Former Gov. Charlie Crist, who once signed a petition to put a gay marriage ban in the Florida Constitution, has now filed a brief in court seeking to overturn that ban.
In the last six years, Crist said in that brief, “our society has evolved and moved past the prejudices rooted in our past.”
He added, “science has uniformly reached the conclusion that heterosexual marriages are just as valued and revered as they have ever been” despite the advent of same-sex marriage, “and children raised by gay and lesbian parents fare just as well as kids raised in straight families.”
He said the question of equal marriage rights for same-sex couples “will almost certainly not even be an issue for the children and grandchildren of this State.”
In the brief, Crist acknowledged that he supported the same-sex marriage ban in Florida while serving as governor, attorney general and education commissioner.
But he said that only puts him “in a unique position” to argue now to overturn it.
He said the ban “is not due the normal deference that Courts should apply to actions of the people in enacting amendments to the Florida constitution.”

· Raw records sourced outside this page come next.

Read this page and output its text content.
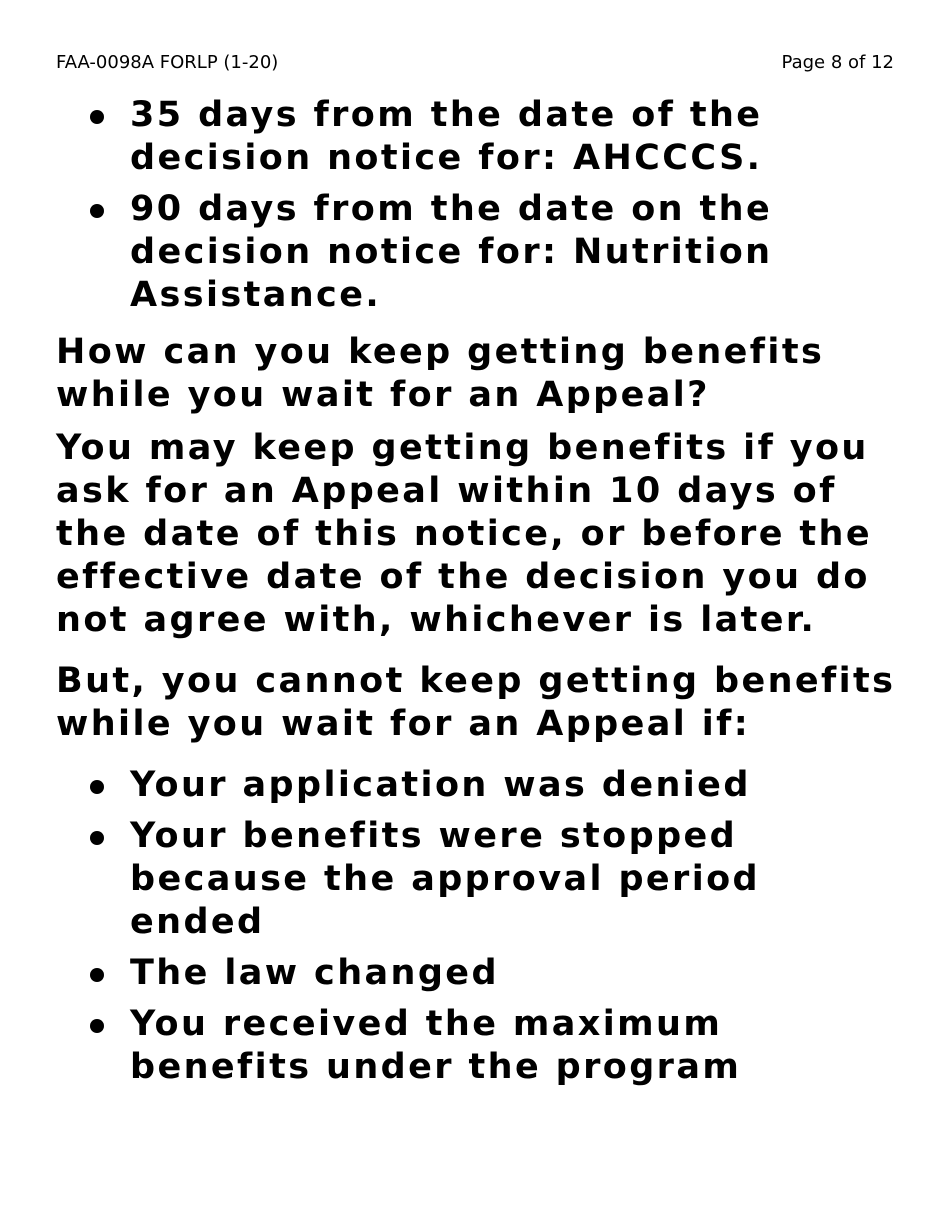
FAA-0098A FORLP (1-20)	Page 8 of 12
35 days from the date of the decision notice for: AHCCCS.
90 days from the date on the decision notice for: Nutrition Assistance.

How can you keep getting benefits while you wait for an Appeal?

You may keep getting benefits if you ask for an Appeal within 10 days of the date of this notice, or before the effective date of the decision you do not agree with, whichever is later.

But, you cannot keep getting benefits while you wait for an Appeal if:

Your application was denied
Your benefits were stopped because the approval period ended
The law changed
You received the maximum benefits under the program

Florida’s 1977 law banning same-sex marriage “was grounded in unlawful discrimination” and the arguments for the 2008 constitutional amendment “have been discredited both by science and experience,” he wrote.
Crist filed the brief as a friend of the court In a Miami circuit court lawsuit seeking to overturn the ban. That case is set for a hearing July 2.
A simultaneous federal lawsuit is seeking to overturn part of the ban that prohibits the state of Florida from recognizing same-sex marriages performed legally in other states; a decision on a preliminary injunction in that case is expected any day.
In 2006 as a candidate for governor, Crist signed a petition to put the ban amendment on the Florida ballot. He later said he voted for the amendment, but while he was head of the state Republican Party as governor, the party didn’t spend money to support the campaign for the amendment.